Sermon for the Annunciation

“Be it unto me according to thy word”

This text has carried us through Holy Week and Easter beginning with Palm Sunday . March 25th was Palm Sunday but that date is The Feast of the Annunciation , a feast of great significance for our understanding of the Christian Faith. It marks the conception of Christ in the womb of Mary through her ‘yes’ to God in response to the Angelic Salutation: “Hail Mary, full of grace, the Lord is with thee” and that she “shalt conceive in thy womb, and bring forth a Son, and shalt call his name Jesus.”

Nine months later, we celebrate Christ’s nativity, his birth at Bethlehem. But the conjunction of the Annunciation with Christ’s Passion is immensely significant and reminds us of the inescapable connection between Christmas and Easter , for his “Christmas Day and Good Friday are but the morning and the evening of one and the same day,” as John Donne notes, even as we have noted that Easter Day and The Octave Day of Easter , yesterday, are but the morning and the evening of one and the same day, the day of Resurrection.

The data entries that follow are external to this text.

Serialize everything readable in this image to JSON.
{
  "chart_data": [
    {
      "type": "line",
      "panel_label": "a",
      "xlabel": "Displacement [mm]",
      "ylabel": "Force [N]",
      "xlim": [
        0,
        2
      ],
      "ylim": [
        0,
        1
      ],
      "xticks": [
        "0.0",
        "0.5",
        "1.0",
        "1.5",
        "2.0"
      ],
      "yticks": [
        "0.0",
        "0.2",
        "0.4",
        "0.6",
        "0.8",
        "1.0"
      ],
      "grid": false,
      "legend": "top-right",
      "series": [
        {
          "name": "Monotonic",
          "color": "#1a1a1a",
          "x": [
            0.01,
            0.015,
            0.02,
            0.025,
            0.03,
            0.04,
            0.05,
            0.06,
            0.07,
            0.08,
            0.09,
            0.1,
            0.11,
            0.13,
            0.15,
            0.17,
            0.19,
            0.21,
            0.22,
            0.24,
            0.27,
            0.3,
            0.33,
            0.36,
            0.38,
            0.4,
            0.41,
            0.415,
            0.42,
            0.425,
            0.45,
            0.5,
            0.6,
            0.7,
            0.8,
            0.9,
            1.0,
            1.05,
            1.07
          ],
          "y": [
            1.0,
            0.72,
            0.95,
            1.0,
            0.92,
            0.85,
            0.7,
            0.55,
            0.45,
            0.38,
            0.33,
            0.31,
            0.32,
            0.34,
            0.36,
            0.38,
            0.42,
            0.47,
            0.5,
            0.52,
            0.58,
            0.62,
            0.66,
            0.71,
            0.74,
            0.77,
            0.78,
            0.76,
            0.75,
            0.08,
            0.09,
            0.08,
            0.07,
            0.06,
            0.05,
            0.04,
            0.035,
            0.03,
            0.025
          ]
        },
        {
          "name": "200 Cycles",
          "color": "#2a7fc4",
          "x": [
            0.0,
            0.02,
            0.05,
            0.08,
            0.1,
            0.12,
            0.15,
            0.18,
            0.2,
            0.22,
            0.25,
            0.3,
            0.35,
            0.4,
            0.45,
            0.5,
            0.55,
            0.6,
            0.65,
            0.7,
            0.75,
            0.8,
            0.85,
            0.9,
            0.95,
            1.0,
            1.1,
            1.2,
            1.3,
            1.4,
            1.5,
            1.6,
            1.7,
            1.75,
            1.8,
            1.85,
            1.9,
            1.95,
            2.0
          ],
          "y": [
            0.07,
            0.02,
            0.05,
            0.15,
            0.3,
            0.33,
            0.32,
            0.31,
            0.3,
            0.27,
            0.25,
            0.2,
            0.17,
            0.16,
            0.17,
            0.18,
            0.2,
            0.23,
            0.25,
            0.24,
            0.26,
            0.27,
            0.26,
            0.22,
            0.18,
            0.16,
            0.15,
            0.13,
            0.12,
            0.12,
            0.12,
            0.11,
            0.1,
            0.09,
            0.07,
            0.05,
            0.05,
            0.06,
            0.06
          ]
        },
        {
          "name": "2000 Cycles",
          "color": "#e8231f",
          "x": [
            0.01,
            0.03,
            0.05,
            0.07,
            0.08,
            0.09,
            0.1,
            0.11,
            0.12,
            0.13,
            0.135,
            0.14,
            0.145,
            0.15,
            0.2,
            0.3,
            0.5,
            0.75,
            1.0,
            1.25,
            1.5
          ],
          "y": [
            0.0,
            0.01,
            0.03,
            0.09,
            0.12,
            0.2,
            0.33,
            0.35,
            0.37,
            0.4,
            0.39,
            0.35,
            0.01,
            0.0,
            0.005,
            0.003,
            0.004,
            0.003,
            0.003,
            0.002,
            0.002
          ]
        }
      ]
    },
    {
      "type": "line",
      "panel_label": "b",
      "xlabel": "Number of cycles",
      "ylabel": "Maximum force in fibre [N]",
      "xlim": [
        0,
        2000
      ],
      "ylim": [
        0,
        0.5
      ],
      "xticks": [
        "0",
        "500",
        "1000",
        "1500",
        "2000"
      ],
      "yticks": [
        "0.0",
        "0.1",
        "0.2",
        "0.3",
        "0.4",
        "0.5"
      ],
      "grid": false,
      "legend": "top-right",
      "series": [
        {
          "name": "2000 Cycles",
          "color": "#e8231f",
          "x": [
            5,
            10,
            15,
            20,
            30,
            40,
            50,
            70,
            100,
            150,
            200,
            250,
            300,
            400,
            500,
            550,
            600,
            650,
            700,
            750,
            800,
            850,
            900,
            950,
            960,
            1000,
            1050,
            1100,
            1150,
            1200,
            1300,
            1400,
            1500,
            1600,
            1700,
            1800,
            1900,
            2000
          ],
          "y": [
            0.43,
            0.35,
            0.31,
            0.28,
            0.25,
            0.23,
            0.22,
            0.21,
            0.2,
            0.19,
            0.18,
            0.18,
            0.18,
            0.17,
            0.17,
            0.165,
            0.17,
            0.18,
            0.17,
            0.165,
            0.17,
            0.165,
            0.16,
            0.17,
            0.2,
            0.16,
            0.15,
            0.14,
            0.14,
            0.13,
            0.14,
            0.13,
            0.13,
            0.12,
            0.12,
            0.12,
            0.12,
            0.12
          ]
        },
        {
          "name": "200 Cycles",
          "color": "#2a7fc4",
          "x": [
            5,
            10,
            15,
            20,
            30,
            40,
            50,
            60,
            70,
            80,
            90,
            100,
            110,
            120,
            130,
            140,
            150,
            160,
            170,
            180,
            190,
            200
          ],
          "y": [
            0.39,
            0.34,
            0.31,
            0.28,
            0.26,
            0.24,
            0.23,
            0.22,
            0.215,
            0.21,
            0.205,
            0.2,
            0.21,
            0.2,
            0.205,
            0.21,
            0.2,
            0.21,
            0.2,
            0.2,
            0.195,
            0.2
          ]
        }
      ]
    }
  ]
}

But why the Annunciation on the Tuesday after Easter Week? Because the Passion and the Resurrection take utter priority. The Annunciation is for the sake of the Passion and the Resurrection; the meaning of the Incarnation is fully realised in the events that belong to the redemption of our humanity. As Luther, the father of Protestantism, and as Ignatius of Loyola, the founder of the Society of Jesus, the Jesuits, both understand, it is per Mariam ad Jesum , through Mary to Jesus. “Mary,” says Luther, “does not want us to come to Mary but through her to Jesus Christ.”

This brings us to the critical and important role of Mary in the work of human redemption. In contrast to Jesus as “just as man” in the musical Jesus Christ Superstar, Mary is at once just a woman and more than just a woman. She is the very exemplar and embodiment of our humanity considered in and of itself in its truth and purity. Why? And How? Why? Because of the logic of salvation. Christ cannot be the redeemer of humanity, wounded and broken as a result of sin, if he himself is a sinner. He becomes sin for us only by becoming fully human through the body he assumes from Mary. He does so to free us from all sin and all death. He is “like us in all respects save sin.” Sin after all is privative, a negative; it makes us less than ourselves. She, by extension, too, is understand in a number of theological traditions to be without sin for the sake of Christ’s pure humanity without which he cannot be our redeemer.